Abstract
Background:
Platelet-rich plasma (PRP) is emerging as a popular augmentation technique in the context of rotator cuff repair (RCR) to strengthen the repair construct and promote healing. Previous studies examining the efficacy of PRP augmentation during RCR have described heterogeneous results.
Purpose:
To determine whether platelet concentration of a PRP injection as an adjunct of RCR impacts clinical outcomes and retear rates.
Study Design:
Systematic review and meta-analysis; Level of evidence, 2.
Methods:
A systematic review was performed by searching the PubMed, Cochrane Library, and Embase databases to identify level 1 and 2 studies that evaluated the clinical efficacy of RCR augmented with PRP. The search phrase used was “rotator cuff repair AND (PRP OR platelet rich plasma OR platelet-rich plasma).” Included randomized controlled trials were classified as utilizing high-dose or low-dose PRP based on their platelet concentration factor as a >4-fold increase over whole blood. The outcomes evaluated were the standardized mean differences of visual analog scale scores, Constant-Murley scores, American Shoulder and Elbow Surgeons scores, and University of California–Los Angeles scores, and pooled odds ratios of retear rates. Mixed-effects and random-effects meta-analyses were performed along with meta-regression to evaluate relationships in patient outcomes associated with PRP platelet dose.
Results:
Ten studies (level 1 or 2) met inclusion criteria, including 696 patients (346 PRP, 350 control).
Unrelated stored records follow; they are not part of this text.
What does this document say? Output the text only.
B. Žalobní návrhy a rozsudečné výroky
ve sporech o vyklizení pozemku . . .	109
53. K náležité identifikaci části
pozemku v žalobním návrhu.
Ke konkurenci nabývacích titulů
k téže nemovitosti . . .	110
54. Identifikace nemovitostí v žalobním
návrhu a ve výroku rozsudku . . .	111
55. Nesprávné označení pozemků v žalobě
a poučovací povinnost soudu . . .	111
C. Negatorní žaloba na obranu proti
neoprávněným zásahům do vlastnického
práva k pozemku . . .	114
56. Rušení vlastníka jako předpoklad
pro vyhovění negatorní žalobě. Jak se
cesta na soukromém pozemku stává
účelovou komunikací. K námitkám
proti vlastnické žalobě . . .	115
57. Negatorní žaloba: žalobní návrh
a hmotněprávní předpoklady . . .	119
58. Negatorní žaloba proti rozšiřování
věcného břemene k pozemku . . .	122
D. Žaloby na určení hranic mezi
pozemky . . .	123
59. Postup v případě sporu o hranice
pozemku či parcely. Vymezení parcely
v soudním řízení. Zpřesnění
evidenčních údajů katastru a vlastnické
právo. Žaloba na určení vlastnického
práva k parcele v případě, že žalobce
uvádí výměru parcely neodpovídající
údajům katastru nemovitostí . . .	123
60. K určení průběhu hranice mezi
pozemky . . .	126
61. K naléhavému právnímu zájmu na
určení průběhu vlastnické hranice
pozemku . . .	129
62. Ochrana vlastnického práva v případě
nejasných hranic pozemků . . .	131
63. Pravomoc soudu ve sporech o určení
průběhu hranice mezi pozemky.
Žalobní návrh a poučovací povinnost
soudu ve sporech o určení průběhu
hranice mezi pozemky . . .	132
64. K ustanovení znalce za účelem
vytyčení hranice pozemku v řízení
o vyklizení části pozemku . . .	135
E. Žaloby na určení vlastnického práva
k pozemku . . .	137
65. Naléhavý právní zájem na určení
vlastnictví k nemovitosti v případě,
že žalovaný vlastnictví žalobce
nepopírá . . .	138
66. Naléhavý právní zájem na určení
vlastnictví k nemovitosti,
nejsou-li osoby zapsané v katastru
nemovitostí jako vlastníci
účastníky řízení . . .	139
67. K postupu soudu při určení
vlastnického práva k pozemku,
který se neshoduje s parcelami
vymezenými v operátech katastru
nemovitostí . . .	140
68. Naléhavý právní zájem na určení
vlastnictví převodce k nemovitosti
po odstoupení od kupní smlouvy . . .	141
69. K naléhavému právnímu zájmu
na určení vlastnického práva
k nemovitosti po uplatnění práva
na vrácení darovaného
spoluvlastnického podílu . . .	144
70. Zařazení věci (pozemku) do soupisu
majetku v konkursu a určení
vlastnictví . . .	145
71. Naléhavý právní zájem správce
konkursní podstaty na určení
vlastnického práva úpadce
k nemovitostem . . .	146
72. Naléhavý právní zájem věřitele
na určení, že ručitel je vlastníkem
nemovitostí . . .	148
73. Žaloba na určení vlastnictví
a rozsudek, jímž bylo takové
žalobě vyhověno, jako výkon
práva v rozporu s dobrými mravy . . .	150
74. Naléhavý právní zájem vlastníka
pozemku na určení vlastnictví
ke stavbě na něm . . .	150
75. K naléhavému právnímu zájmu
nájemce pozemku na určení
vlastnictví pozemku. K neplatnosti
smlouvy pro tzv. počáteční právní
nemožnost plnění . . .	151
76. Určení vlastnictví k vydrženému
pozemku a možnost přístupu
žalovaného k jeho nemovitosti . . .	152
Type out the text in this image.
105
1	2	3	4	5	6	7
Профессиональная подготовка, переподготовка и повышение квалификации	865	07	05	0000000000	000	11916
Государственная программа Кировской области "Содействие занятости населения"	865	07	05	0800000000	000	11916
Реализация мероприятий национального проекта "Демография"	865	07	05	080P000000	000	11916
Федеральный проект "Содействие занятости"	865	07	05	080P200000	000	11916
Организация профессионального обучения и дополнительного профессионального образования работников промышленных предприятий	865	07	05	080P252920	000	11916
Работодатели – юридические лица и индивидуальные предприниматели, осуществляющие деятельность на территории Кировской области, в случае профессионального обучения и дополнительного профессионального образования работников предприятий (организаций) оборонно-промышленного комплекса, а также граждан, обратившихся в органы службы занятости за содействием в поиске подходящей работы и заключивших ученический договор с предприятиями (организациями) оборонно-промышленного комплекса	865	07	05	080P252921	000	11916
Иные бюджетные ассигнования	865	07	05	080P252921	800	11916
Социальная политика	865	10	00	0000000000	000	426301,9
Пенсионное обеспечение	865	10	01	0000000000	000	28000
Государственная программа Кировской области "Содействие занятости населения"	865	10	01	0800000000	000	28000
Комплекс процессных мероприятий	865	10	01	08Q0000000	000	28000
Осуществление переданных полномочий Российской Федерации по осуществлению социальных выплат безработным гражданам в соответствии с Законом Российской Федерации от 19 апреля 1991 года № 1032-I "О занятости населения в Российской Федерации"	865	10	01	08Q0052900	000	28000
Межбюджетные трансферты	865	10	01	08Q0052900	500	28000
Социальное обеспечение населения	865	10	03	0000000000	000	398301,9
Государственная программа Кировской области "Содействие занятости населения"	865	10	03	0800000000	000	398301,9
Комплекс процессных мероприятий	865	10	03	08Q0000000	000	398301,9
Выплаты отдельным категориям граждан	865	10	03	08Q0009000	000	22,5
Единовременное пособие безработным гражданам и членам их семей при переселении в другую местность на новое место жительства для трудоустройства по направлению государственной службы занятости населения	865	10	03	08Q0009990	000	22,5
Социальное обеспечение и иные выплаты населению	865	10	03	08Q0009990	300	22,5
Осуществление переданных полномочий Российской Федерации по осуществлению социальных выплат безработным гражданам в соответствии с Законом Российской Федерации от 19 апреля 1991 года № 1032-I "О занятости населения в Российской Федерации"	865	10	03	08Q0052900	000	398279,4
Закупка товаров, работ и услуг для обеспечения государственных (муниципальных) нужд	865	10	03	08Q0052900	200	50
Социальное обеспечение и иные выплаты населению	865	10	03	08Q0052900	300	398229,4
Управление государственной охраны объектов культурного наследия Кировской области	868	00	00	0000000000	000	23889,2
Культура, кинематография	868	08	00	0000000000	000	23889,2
The mean patient age at the time of repair was 54.3 years, and the mean follow-up time was 25.7 months. Of the 10 studies, 6 utilized low-dose PRP and 4 utilized high-dose PRP. In both the meta-analysis and meta-regression analyses, there were no significant differences in mean postoperative scores for all patient-reported outcomes or in mean retear rates between platelet dosage groups (all P > .05).
Conclusion:
Platelet concentration may not influence the clinical outcomes and retear rates of patients undergoing RCR with PRP augmentation. Further studies that adequately report PRP procedures and composition regarding PRP as an RCR augmentation are necessary to achieve confidence in their clinical application and efficacy.